Йосси улыбнулся снова.
— Ну, когда-нибудь  я могу захотеть стать отшельником, как Белл.
— Который на самом деле не отшельник.
— Вот именно, и это его секрет. Мы с тобой это знаем, и игроки в шеш-беш это знают, но всё равно это — хорошо хранимая тайна. — Йосси прикрыл рукой один глаз. — Разве не так, Таяр?

Он опустил руку и рассмеялся, и Таяр не мог не рассмеяться вместе с ним, удивляясь крепости и решимости Йосси, а более всего — тому огромному расстоянию, которое Стайер преодолел за последние два десятилетия.



* * *

— Ну и что же? — спросил Дрор.
— Он уверен в себе. Несмотря на огромное напряжение последних двух лет он стал только спокойнее.
— Проблемы?
— Я не увидел никаких, и сначала даже не понял: отчего их нет. Столько лет находиться во враждебном окружении, и ничего? Но потом мне всё стало ясно. И я смирился с тем, что передо мной совсем другой человек.
— Кто же? — спросил Дрор.
— Халим. Это уже не вымысел, не роль. Халим реален. И это немного жутко. Он даже стал кем-то вроде гностика-мистика; чего можно было ожидать, от Халима.
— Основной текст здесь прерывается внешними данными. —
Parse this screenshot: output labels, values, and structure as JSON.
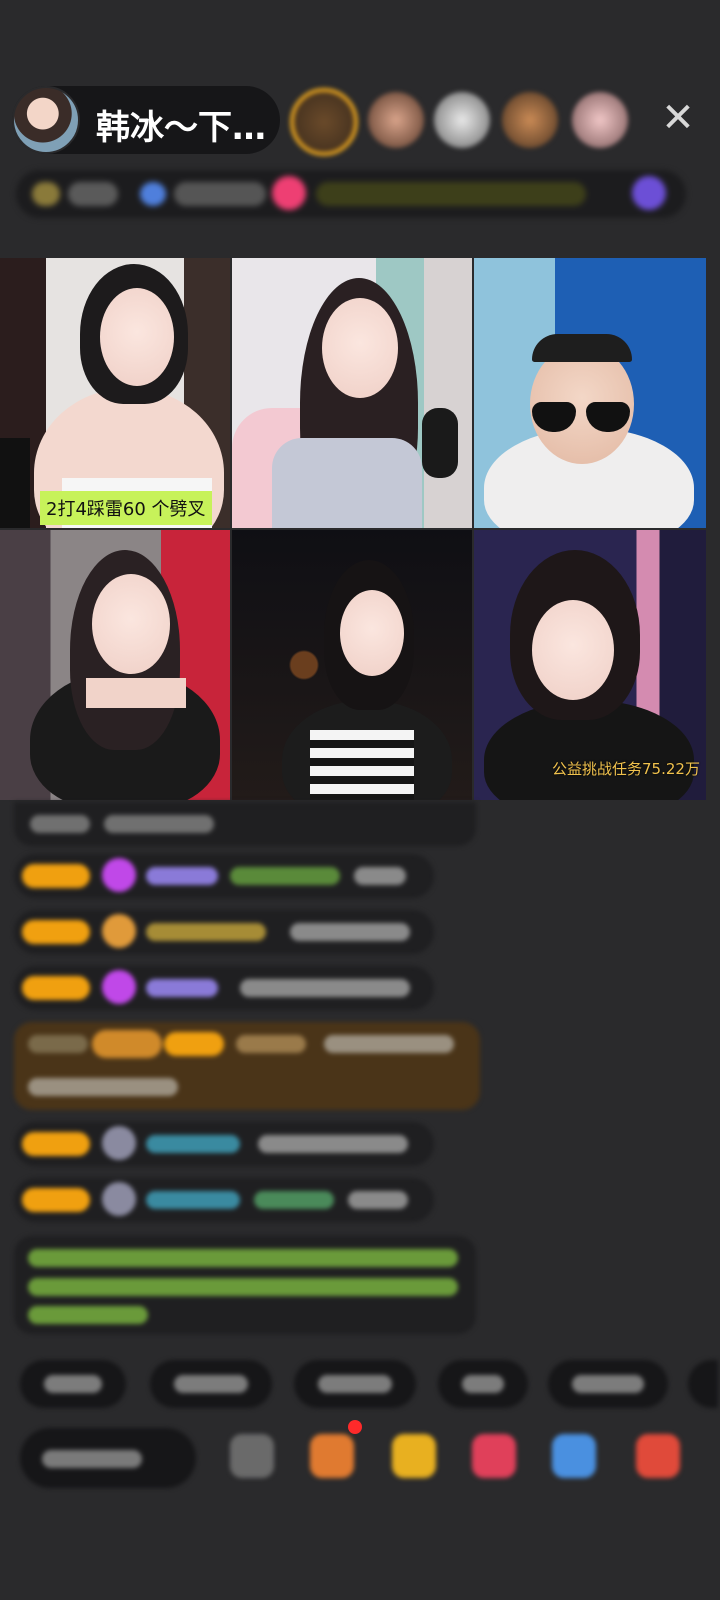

Таяр погрузился в свои мысли и уставился в никуда.
Сообщение Таяра не слишком удивило Дрора.
— А вы разве не этого ожидали? — спросил он.
— Да как сказать...

С момента расставания с Йосси он и сам задавал себе этот вопрос. Пожалуй, никак не ожидал. Таяр ни сам не проводил так много лет в одной роли, ни никогда прежде не имел дела с таким долгоиграющим агентом. Для Таяра это был новый опыт, и поэтому он чувствовал себя неловко, немного смущённым. Что значит: «Халим — реальная личность»?
Но не видел резона обсуждать это с Дрором. Это вопросы внутренние, часть бесконечного диалога, который Таяр вёл сам с собой. Это не влияло на ценность Йосси как агента, и не угрожало операции «Стайер». Трансформация Йосси даже шла на пользу делу.

— Так что Стайер хочет остаться в Дамаске, — заключил Дрор.

— Точно. Мы договорились встретиться снова через шесть месяцев.
Достаточное время, чтобы прикинуть куда двигаться дальше. Но я не предвижу никаких изменений. Он захочет остаться. К тому времени и звенья команды поддержки будут снова готовы к работе.

— Хорошо, — сказал генерал. — А теперь вам и самому надо отдохнуть. Чем займётесь?
— Мой древнегреческий нуждается в повторении. Гомер становится для меня непостижимым.